Nashawena Island, next to Cuttyhunk, has a herd of more than 200 Scottish highland cows, their thick long coats useful when there's nothing else to shield them from a northeast blow. Cuttyhunk is barren, too, its trees felled long ago by Bartholomew Gosnold, who first settled the island in 1602 and built the first English habitation on the coast of New England (there is speculation that Shakespeare's New World in his play "The Tempest" was based on Gosnold's journals from his expedition to Cuttyhunk, not a 1609 shipwreck in Bermuda). He returned to England soon after with a cargo of cedar and sassafras. The trees never seemed to have recovered on any of the islands.
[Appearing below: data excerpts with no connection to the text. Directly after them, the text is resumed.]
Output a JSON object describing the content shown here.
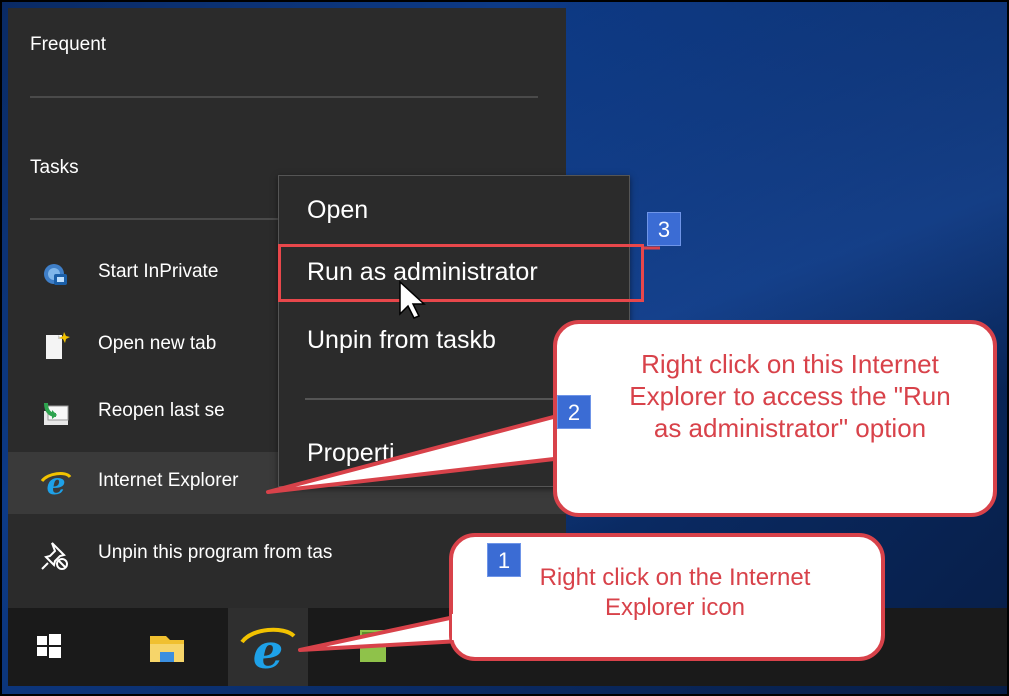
{
  "jumplist": {
    "frequent_label": "Frequent",
    "tasks_label": "Tasks",
    "tasks": [
      {
        "label": "Start InPrivate",
        "icon": "inprivate-icon"
      },
      {
        "label": "Open new tab",
        "icon": "new-tab-icon"
      },
      {
        "label": "Reopen last se",
        "icon": "reopen-session-icon"
      }
    ],
    "app_label": "Internet Explorer",
    "unpin_label": "Unpin this program from tas"
  },
  "context_menu": {
    "open": "Open",
    "run_as_admin": "Run as administrator",
    "unpin": "Unpin from taskb",
    "properties": "Properti"
  },
  "annotations": {
    "step1_number": "1",
    "step1_text": "Right click on the Internet Explorer icon",
    "step2_number": "2",
    "step2_text": "Right click on this Internet Explorer to access the \"Run as administrator\" option",
    "step3_number": "3"
  },
  "colors": {
    "annotation_red": "#d8424a",
    "badge_blue": "#3b6cd4",
    "menu_bg": "#2b2b2b",
    "ie_blue": "#1ea1e8"
  },
  "taskbar": {
    "buttons": [
      "windows-start-icon",
      "file-explorer-icon",
      "internet-explorer-icon",
      "notepad-icon"
    ]
  }
}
There's a great salt pond on the west side of Cuttyhunk where oysters are farmed. Cuttyhunk oysters are a prized item on the list at the Oyster Bar at Grand Central.
For many years, Cuttyhunk was a place for wealthy men to escape their harried 19th century lives. And Cuttyhunk has remained an unchanging eddy in the wake of civilization.
Over just two chilly days, it seemed the colors of the leaves had changed, the bayberries were mature, the poison ivy and choke cherry and small scrub birch were turning yellow and orange. The setting sun left a rosy cast on Gay Head on Martha's Vineyard, clearly visible across the sound. Forecast of the first frost was broadcast the night before. Soon the bass would be all south of here and the few Cuttyhunkers left would be hunkered down for the winter, watching ice form on their very protected harbor.
If You Go
NOW through April 30, the Alert II ferry from New Bedford to Cuttyhunk makes only one round trip a week, on Fridays (508-992-1432; one-way adult fare is $14).
Alternatively, you can get to the island by water taxi (the Seahorse, 508-789-3250; www.cuttyhunkwatertaxi.com
; the price per person varies depending on the number in the party).
There are several places to stay on the island during the fishing season. The dark-paneled interior of the Avalon House (508-997-8388) resembles a luxury ship's cabin. Its 10 rooms are about $100 a night; it is open through the end of October and reopens in June. Nearby is the Cuttyhunk Fishing Club Family Bed and Breakfast (508-992-5585), which has already closed for the winter. It reopens in mid-May. Its modest but comfortable rooms start at $135 a night.
Among the many charter captains you can meet at the Fish Dock, Bruce Borges is a light-tackle guide who also offers lodging in his barn, which sleeps three. (508-999-1263, summer; 239-283-9625,winter). A day with him and his boat is $450. A night in his barn is $175 for two to three people.
Duane Lynch of Sea Hawk Charters, (508-997-6387; www.fishcuttyhunk.com
) is a charter captain for striped bass and can shuttle people from Padanaram on the Massachusetts coast, $80 each way. A half day (single tide) of fishing is $300.